Secondo gli esperti, il conflitto determinerà quali imprese del settore turistico riusciranno a sopravvivere abbastanza a lungo da beneficiare dell’eventuale ritorno dei visitatori.

«Questo, a così poca distanza l’uno dall’altro – prima la pandemia e ora la guerra – è devastante per l’industria del turismo», ha dichiarato all’Associated Press Jitsai Santaputra del gruppo di consulenza energetica The Lantau Group.

La popolare Siem Reap ha visto calare il numero di visitatori a causa dei problemi in corso
La popolare Siem Reap ha visto calare il numero di visitatori a causa dei problemi in corso allPhoto Bangkok/Unsplash

La guerra in Iran pesa duramente sui costi di viaggio

La carenza di carburante per aerei e l’impennata dei costi hanno spinto Vietnam Airlines, il gruppo malese AirAsia, Cathay Pacific di Hong Kong e altri vettori a tagliare i voli o a modificare gli orari.

Le compagnie europee, che trasportano passeggeri verso l’Asia spesso facendo scalo in Medio Oriente, sono alle prese con difficoltà analoghe.

La chiusura dello spazio aereo sopra il Golfo Persico all’inizio del conflitto e le chiusure intermittenti di alcuni aeroporti hanno tagliato fuori scali fondamentali per i voli diretti in Asia oppure costretto gli aerei di linea a percorrere rotte più lunghe e costose.

Nel frattempo le tariffe aeree sono balzate in alto – e vi sono rimaste. Compagnie come Air India e Cathay Pacific hanno applicato forti aumenti dei supplementi carburante, spesso raddoppiandoli rispetto ai livelli precedenti.
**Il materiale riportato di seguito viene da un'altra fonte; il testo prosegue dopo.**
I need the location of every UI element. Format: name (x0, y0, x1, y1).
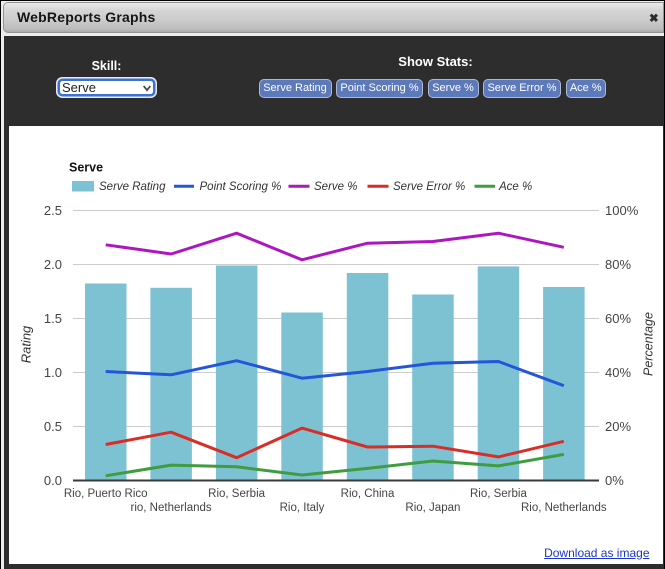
svg-text:Rio, Italy: Rio, Italy (280, 502, 325, 514)
svg-text:Percentage: Percentage (641, 311, 655, 375)
svg-text:0.0: 0.0 (44, 473, 62, 488)
svg-text:rio, Netherlands: rio, Netherlands (131, 502, 212, 514)
svg-text:1.0: 1.0 (44, 365, 62, 380)
svg-text:Serve Error %: Serve Error % (393, 181, 465, 193)
svg-text:Serve Rating: Serve Rating (99, 181, 166, 193)
svg-text:Serve %: Serve % (314, 181, 357, 193)
svg-text:Rating: Rating (19, 324, 34, 362)
svg-text:Serve: Serve (69, 160, 103, 174)
svg-text:Ace %: Ace % (498, 181, 532, 193)
svg-text:20%: 20% (605, 419, 631, 434)
svg-text:Rio, Puerto Rico: Rio, Puerto Rico (64, 488, 148, 500)
svg-text:0%: 0% (605, 473, 624, 488)
svg-text:80%: 80% (605, 257, 631, 272)
svg-text:0.5: 0.5 (44, 419, 62, 434)
svg-text:40%: 40% (605, 365, 631, 380)
svg-text:60%: 60% (605, 311, 631, 326)
svg-text:2.5: 2.5 (44, 203, 62, 218)
svg-text:Rio, Serbia: Rio, Serbia (470, 488, 527, 500)
svg-text:100%: 100% (605, 203, 639, 218)
svg-text:2.0: 2.0 (44, 257, 62, 272)
svg-text:Rio, Netherlands: Rio, Netherlands (521, 502, 607, 514)
svg-text:Point Scoring %: Point Scoring % (200, 181, 282, 193)
svg-text:Rio, Serbia: Rio, Serbia (208, 488, 265, 500)
svg-text:Rio, Japan: Rio, Japan (405, 502, 460, 514)
svg-text:Rio, China: Rio, China (341, 488, 395, 500)
svg-text:1.5: 1.5 (44, 311, 62, 326)
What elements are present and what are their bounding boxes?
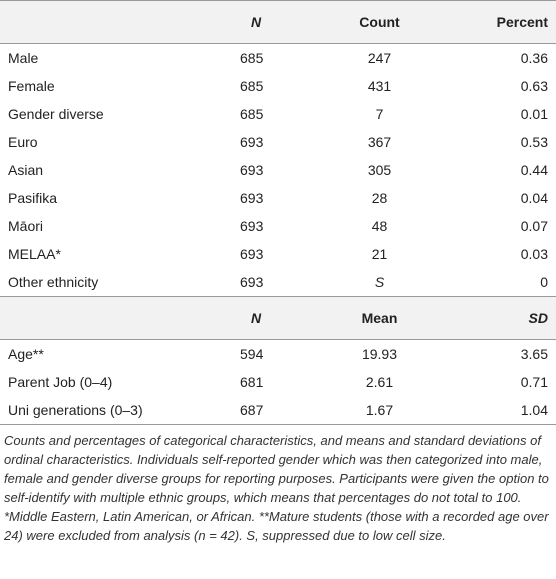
cell: 693 bbox=[240, 274, 264, 290]
cell: N bbox=[206, 296, 339, 340]
cell: 685 bbox=[240, 78, 264, 94]
cell: 0.63 bbox=[520, 78, 548, 94]
cell: 0.01 bbox=[520, 106, 548, 122]
cell: Count bbox=[339, 0, 420, 44]
cell: 685 bbox=[240, 106, 264, 122]
row: Parent Job (0–4) 681 2.61 0.71 bbox=[0, 368, 556, 396]
row: Gender diverse 685 7 0.01 bbox=[0, 100, 556, 128]
cell: Age** bbox=[8, 346, 44, 362]
cell: 693 bbox=[240, 134, 264, 150]
cell bbox=[0, 0, 206, 44]
cell: 21 bbox=[371, 246, 388, 262]
row: Pasifika 693 28 0.04 bbox=[0, 184, 556, 212]
header-row: N Count Percent bbox=[0, 0, 556, 44]
cell: 3.65 bbox=[520, 346, 548, 362]
cell: N bbox=[206, 0, 339, 44]
cell: S bbox=[374, 274, 385, 290]
cell: Uni generations (0–3) bbox=[8, 402, 143, 418]
cell: 693 bbox=[240, 218, 264, 234]
cell: 0.04 bbox=[520, 190, 548, 206]
cell: MELAA* bbox=[8, 246, 61, 262]
cell: Other ethnicity bbox=[8, 274, 99, 290]
cell: 0.71 bbox=[520, 374, 548, 390]
cell: 7 bbox=[375, 106, 384, 122]
cell: Male bbox=[8, 50, 39, 66]
cell: Percent bbox=[420, 0, 556, 44]
cell: Female bbox=[8, 78, 55, 94]
cell: 305 bbox=[367, 162, 392, 178]
row: Uni generations (0–3) 687 1.67 1.04 bbox=[0, 396, 556, 424]
cell: 2.61 bbox=[365, 374, 394, 390]
row: Female 685 431 0.63 bbox=[0, 72, 556, 100]
cell: 594 bbox=[240, 346, 264, 362]
cell: 0.53 bbox=[520, 134, 548, 150]
cell: 431 bbox=[367, 78, 392, 94]
header-row: N Mean SD bbox=[0, 296, 556, 340]
cell: 28 bbox=[371, 190, 388, 206]
cell: Gender diverse bbox=[8, 106, 104, 122]
table-note: Counts and percentages of categorical ch… bbox=[0, 424, 556, 545]
cell: 693 bbox=[240, 190, 264, 206]
cell: 0.44 bbox=[520, 162, 548, 178]
cell: 693 bbox=[240, 246, 264, 262]
cell: Māori bbox=[8, 218, 44, 234]
cell: 693 bbox=[240, 162, 264, 178]
cell: Parent Job (0–4) bbox=[8, 374, 113, 390]
row: Male 685 247 0.36 bbox=[0, 44, 556, 73]
cell: SD bbox=[420, 296, 556, 340]
cell: 48 bbox=[371, 218, 388, 234]
row: Asian 693 305 0.44 bbox=[0, 156, 556, 184]
cell: 0 bbox=[540, 274, 548, 290]
cell: 247 bbox=[367, 50, 392, 66]
cell: 0.07 bbox=[520, 218, 548, 234]
cell: 19.93 bbox=[361, 346, 398, 362]
row: Māori 693 48 0.07 bbox=[0, 212, 556, 240]
cell: 1.04 bbox=[520, 402, 548, 418]
cell: Euro bbox=[8, 134, 38, 150]
table: N Count Percent Male 685 247 0.36 Female 685 431 0… bbox=[0, 0, 556, 424]
cell: 0.03 bbox=[520, 246, 548, 262]
cell: Mean bbox=[339, 296, 420, 340]
row: Euro 693 367 0.53 bbox=[0, 128, 556, 156]
cell: Asian bbox=[8, 162, 44, 178]
cell: 681 bbox=[240, 374, 264, 390]
row: MELAA* 693 21 0.03 bbox=[0, 240, 556, 268]
row: Age** 594 19.93 3.65 bbox=[0, 340, 556, 369]
cell: Pasifika bbox=[8, 190, 58, 206]
cell bbox=[0, 296, 206, 340]
cell: 685 bbox=[240, 50, 264, 66]
cell: 0.36 bbox=[520, 50, 548, 66]
cell: 367 bbox=[367, 134, 392, 150]
cell: 1.67 bbox=[365, 402, 394, 418]
cell: 687 bbox=[240, 402, 264, 418]
row: Other ethnicity 693 S 0 bbox=[0, 268, 556, 297]
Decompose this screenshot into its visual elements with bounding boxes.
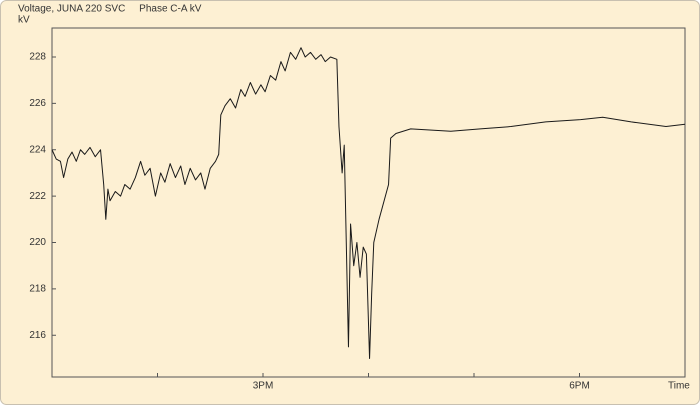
y-axis-label: kV xyxy=(18,15,30,26)
y-tick-label: 226 xyxy=(29,98,46,109)
y-tick-label: 228 xyxy=(29,52,46,63)
y-tick-label: 220 xyxy=(29,237,46,248)
data-line xyxy=(51,47,686,359)
x-tick-label: 6PM xyxy=(569,381,590,392)
y-tick-label: 218 xyxy=(29,284,46,295)
x-axis-label: Time xyxy=(668,381,690,392)
y-tick-label: 222 xyxy=(29,191,46,202)
y-tick-label: 224 xyxy=(29,144,46,155)
chart-title: Voltage, JUNA 220 SVC Phase C-A kV xyxy=(18,4,202,15)
x-tick-label: 3PM xyxy=(253,381,274,392)
y-tick-label: 216 xyxy=(29,330,46,341)
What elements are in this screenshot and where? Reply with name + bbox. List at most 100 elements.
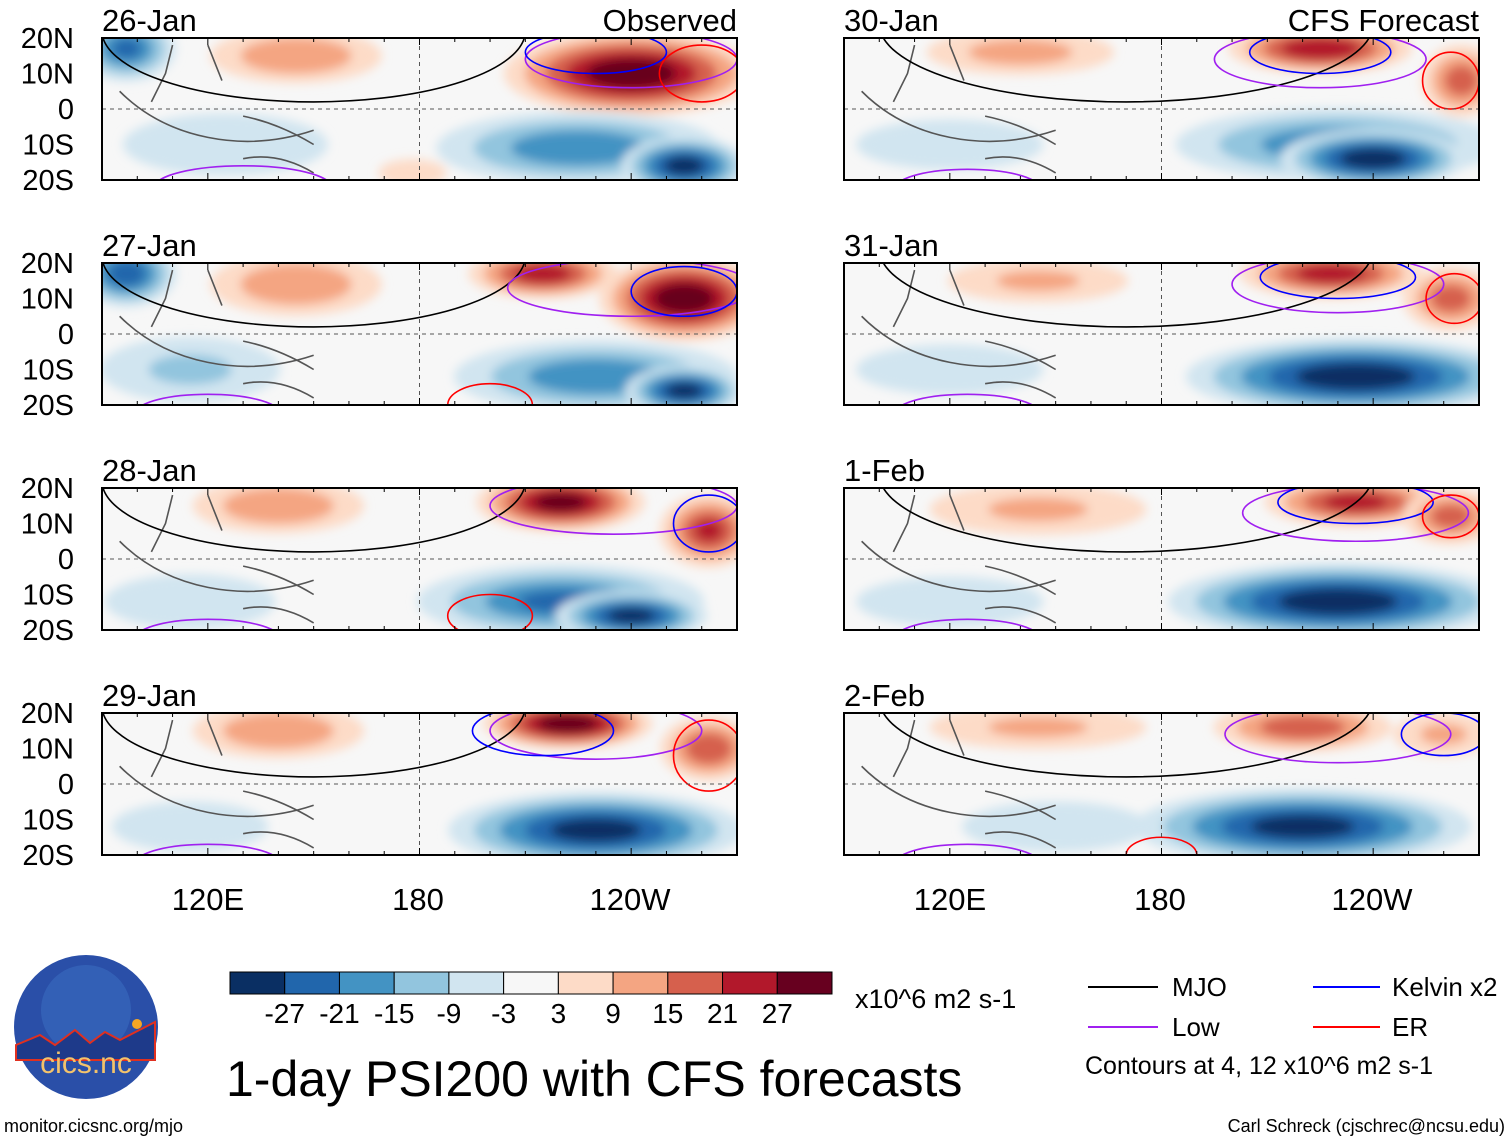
lat-label: 10N [21,284,74,316]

Questo genera forte inquietudine tra i viaggiatori, ha spiegato all’AP Lavinia Lau, direttrice clienti e responsabile commerciale di Cathay.

Secondo Lau, i passeggeri prenotano sempre più a ridosso della partenza rispetto al passato, un segnale di reale incertezza.

Sul terreno, nel Sud-est asiatico, l’aumento del costo del carburante nelle aree dipendenti dal turismo sta mettendo sotto pressione anche i tassisti e gli autisti delle app di ride-hailing, alcuni dei quali registrano profitti nettamente inferiori dall’inizio della guerra.

Il Programma delle Nazioni Unite per lo sviluppo ha avvertito che tariffe aeree più alte e una fiducia più debole nei viaggi possono rapidamente ripercuotersi sui redditi delle famiglie e sulle entrate pubbliche nelle economie in cui gli arrivi di turisti rappresentano una fonte primaria di occupazione, reddito e valuta estera.

I viaggi sono spesso la prima voce di spesa che le persone tagliano quando la situazione economica peggiora, ha spiegato Le Tuyet Lan, che gestisce bed and breakfast ad Hanoi e a Ho Chi Minh City, in Vietnam.

Nei periodi di crisi, chi viaggia nel segmento lusso tende a ripiegare su opzioni di fascia media, i clienti di fascia media passano agli hotel economici e la fascia più bassa del mercato diventa la più esposta.

«Questo sconvolgerà l’intero settore», ha dichiarato Le Tuyet Lan all’AP.